Code and associated data directory for manuscript: Spatially Resolved Microglial Expression Around Aβ Plaques in Human Alzheimer's Disease Tissue

Code and accompanying data directory for the manuscript below. Data have been pre-processed through the following steps: FASTQ → DCC → probe-level quality control.
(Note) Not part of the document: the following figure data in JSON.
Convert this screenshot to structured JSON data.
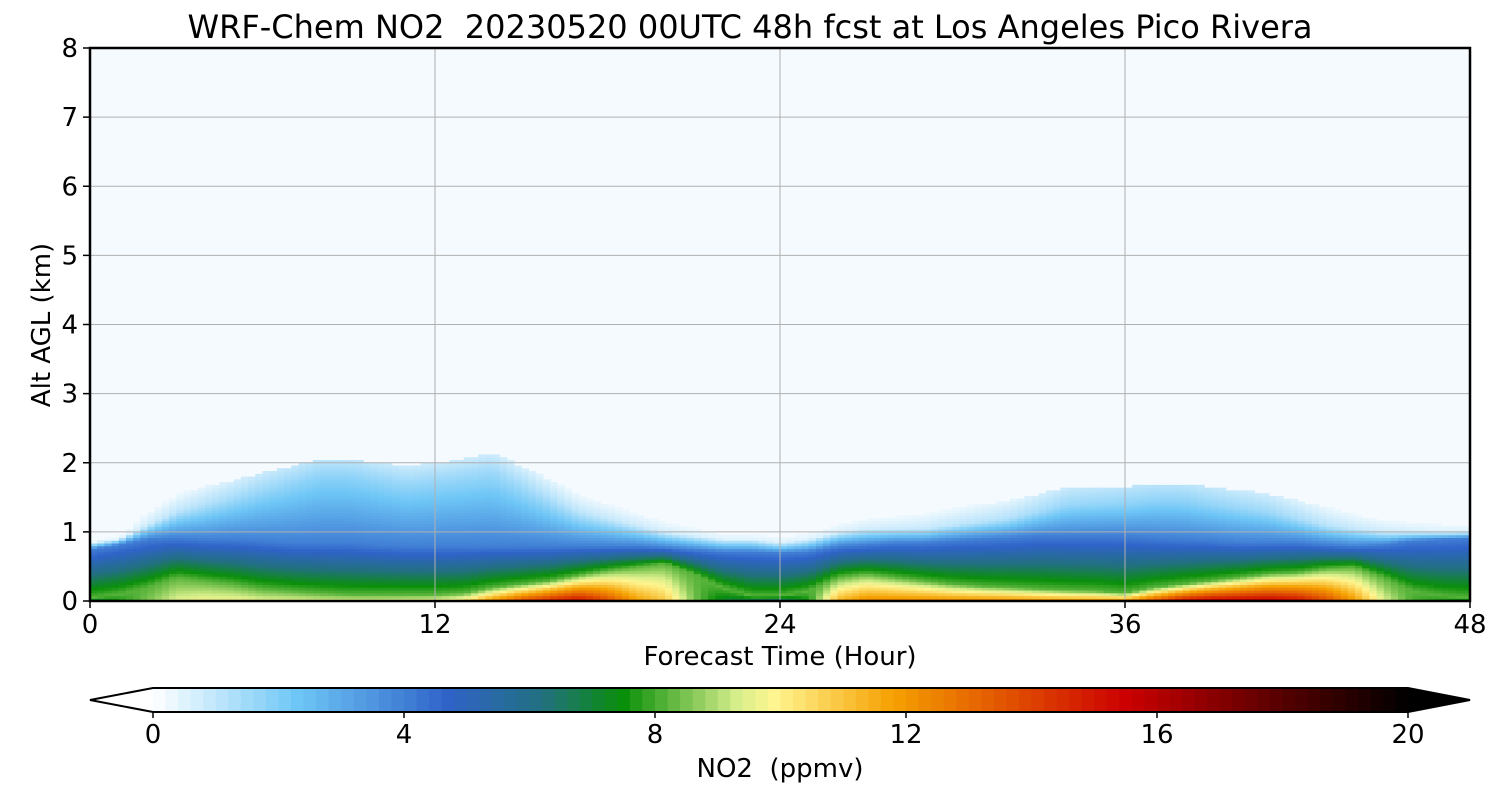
{
  "chart_data": {
    "type": "heatmap",
    "title": "WRF-Chem NO2  20230520 00UTC 48h fcst at Los Angeles Pico Rivera",
    "xlabel": "Forecast Time (Hour)",
    "ylabel": "Alt AGL (km)",
    "xlim": [
      0,
      48
    ],
    "ylim": [
      0,
      8
    ],
    "xticks": [
      0,
      12,
      24,
      36,
      48
    ],
    "yticks": [
      0,
      1,
      2,
      3,
      4,
      5,
      6,
      7,
      8
    ],
    "grid": true,
    "colorbar": {
      "label": "NO2  (ppmv)",
      "range": [
        0,
        20
      ],
      "ticks": [
        0,
        4,
        8,
        12,
        16,
        20
      ],
      "extend": "both",
      "color_stops": [
        {
          "value": 0,
          "color": "#ffffff"
        },
        {
          "value": 2.3,
          "color": "#6ec6f6"
        },
        {
          "value": 4.7,
          "color": "#2f63c8"
        },
        {
          "value": 6.2,
          "color": "#227080"
        },
        {
          "value": 7.5,
          "color": "#0a8f0a"
        },
        {
          "value": 9.3,
          "color": "#d6ee8a"
        },
        {
          "value": 9.9,
          "color": "#fff590"
        },
        {
          "value": 11.8,
          "color": "#f5a000"
        },
        {
          "value": 15.5,
          "color": "#cc0000"
        },
        {
          "value": 18.0,
          "color": "#550000"
        },
        {
          "value": 20,
          "color": "#000000"
        }
      ]
    },
    "hours": [
      0,
      1,
      2,
      3,
      4,
      5,
      6,
      7,
      8,
      9,
      10,
      11,
      12,
      13,
      14,
      15,
      16,
      17,
      18,
      19,
      20,
      21,
      22,
      23,
      24,
      25,
      26,
      27,
      28,
      29,
      30,
      31,
      32,
      33,
      34,
      35,
      36,
      37,
      38,
      39,
      40,
      41,
      42,
      43,
      44,
      45,
      46,
      47,
      48
    ],
    "altitudes_km": [
      0,
      0.1,
      0.2,
      0.3,
      0.4,
      0.5,
      0.6,
      0.7,
      0.8,
      1.0,
      1.2,
      1.5,
      2.0,
      3.0
    ],
    "profiles": {
      "mixing_height_km": [
        0.75,
        0.82,
        0.9,
        0.92,
        0.9,
        0.9,
        0.88,
        0.85,
        0.85,
        0.85,
        0.82,
        0.8,
        0.8,
        0.8,
        0.8,
        0.8,
        0.8,
        0.8,
        0.8,
        0.8,
        0.78,
        0.75,
        0.72,
        0.72,
        0.7,
        0.72,
        0.8,
        0.82,
        0.85,
        0.85,
        0.88,
        0.9,
        0.92,
        0.95,
        0.95,
        0.95,
        0.95,
        0.92,
        0.9,
        0.88,
        0.85,
        0.85,
        0.85,
        0.82,
        0.8,
        0.82,
        0.88,
        0.9,
        0.92
      ],
      "high_layer_km": [
        0.05,
        0.1,
        0.2,
        0.35,
        0.3,
        0.25,
        0.18,
        0.15,
        0.12,
        0.1,
        0.1,
        0.1,
        0.1,
        0.12,
        0.2,
        0.25,
        0.3,
        0.38,
        0.45,
        0.5,
        0.55,
        0.4,
        0.2,
        0.08,
        0.08,
        0.15,
        0.35,
        0.4,
        0.35,
        0.3,
        0.25,
        0.22,
        0.2,
        0.18,
        0.16,
        0.15,
        0.12,
        0.2,
        0.25,
        0.3,
        0.35,
        0.4,
        0.42,
        0.48,
        0.5,
        0.35,
        0.15,
        0.08,
        0.05
      ],
      "surface_peak_ppmv": [
        6.5,
        7.5,
        8.5,
        9.5,
        9.8,
        9.8,
        9.6,
        9.6,
        9.5,
        9.5,
        9.5,
        9.6,
        9.8,
        10.5,
        12.5,
        14,
        15,
        15.5,
        14,
        12,
        11,
        8.5,
        7,
        6.5,
        6,
        7.5,
        11.5,
        12.5,
        12.5,
        12.5,
        12.5,
        12.5,
        12.5,
        12.3,
        12.3,
        12.3,
        12.5,
        14,
        15.5,
        16,
        16,
        16,
        15.5,
        14,
        12,
        9.5,
        8,
        7.5,
        7
      ],
      "plume_top_km": [
        0.85,
        0.9,
        1.1,
        1.3,
        1.4,
        1.5,
        1.6,
        1.7,
        1.8,
        1.8,
        1.75,
        1.7,
        1.75,
        1.8,
        1.9,
        1.7,
        1.5,
        1.3,
        1.2,
        1.1,
        1.0,
        0.95,
        0.9,
        0.9,
        0.85,
        0.9,
        1.0,
        1.05,
        1.05,
        1.05,
        1.1,
        1.15,
        1.2,
        1.3,
        1.4,
        1.4,
        1.4,
        1.45,
        1.45,
        1.4,
        1.35,
        1.3,
        1.2,
        1.1,
        1.05,
        1.0,
        1.0,
        1.0,
        1.0
      ],
      "plume_top_ppmv": [
        0.3,
        0.4,
        0.8,
        1.0,
        1.2,
        1.4,
        1.6,
        1.7,
        1.8,
        1.8,
        1.7,
        1.6,
        1.6,
        1.6,
        1.5,
        1.4,
        1.2,
        1.0,
        0.9,
        0.8,
        0.7,
        0.6,
        0.5,
        0.5,
        0.5,
        0.5,
        0.6,
        0.7,
        0.8,
        0.9,
        1.0,
        1.1,
        1.2,
        1.4,
        1.6,
        1.7,
        1.8,
        1.8,
        1.8,
        1.7,
        1.6,
        1.5,
        1.3,
        1.1,
        0.9,
        0.8,
        0.7,
        0.6,
        0.6
      ]
    }
  }
}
The raw FASTQ and DCC files are available from NCBI GEO.

Title

Spatially Resolved Microglial Expression Around Aβ Plaques in Human Alzheimer’s Disease Tissue

Authors

Jack I. Wood^1,2, Georgia Ppasia^1,3#, Paul Rolland-Du-Roscoat^1,4#, Sneha Desai^1,2, Shamim Choudhury¹, Aya Balbaa¹, Daria Gavriouchkina⁵, Modesta Blunskyte⁵, John Hardy^5,6, Damian M. Cummings¹, Dervis Salih⁵, Jörg Hanrieder^2,6, Frances A. Edwards^1*

Affiliations

1 Department of Neuroscience, Physiology & Pharmacology, University College London, Gower Street, London WC1E 6BT, U

2 Department of Psychiatry and Neurochemistry, Institute of Neuroscience and Physiology, Sahlgrenska Academy at the University of Gothenburg, Mölndal Hospital, House V3, 43180 Mölndal, Sweden

3 Sainsbury Wellcome Centre, UCL, London, W1T 4JG, UK

4 Ecole Normale Supérieure Paris-Saclay, 91190 Gif-sur-Yvette, France

5 UK Dementia Research Institute, University College London, Gower Street, London WC1E 6BT, UK

6 Department of Neurodegenerative Disease, University College London Queen Square Institute of Neurology, Queen Square, London WC1N 3BG, UK

Experimental summary

NanoString GeoMx Digital Spatial Profiler (DSP) was applied to FFPE human hippocampus to profile microglia-enriched gene expression from donors with Alzheimer’s disease (AD) and cognitively unimpaired, amyloid-positive (CU-AP) controls. For each tissue, gene expression was captured from microglia directly contacting amyloid plaques (“plaque-associated”), (ii) microglia in the peri-plaque region, and (iii) microglia distant from plaques.

Manuscript Abstract

Using microglia-enriched spatial transcriptomics on human Alzheimer’s disease tissue, we identify distinct gene expression changes across microglia located in direct contact with plaques, in periplaque regions, and in areas distant from plaques. We define a group of plaque contact–only microglial (PCOM) genes whose expression increases exclusively in microglia directly contacting plaques. These genes show significant overlap with previously reported gene sets, suggesting that plaque-contacting microglia correspond to the well-characterised disease-associated microglia (DAM) and other AD-related gene-expression signatures. We further identify distinct co-expression networks associated with disease-relevant covariates, including an immune module linked to APOE genotype and a synaptic–mitochondrial module negatively associated with Braak stage. Finally, we compare the human dataset to our previously published data from 18-month-old App^NL-F mice, generated using the same experimental paradigm and demonstrate cross-species concordance in gene expression within plaque-contacting microglia.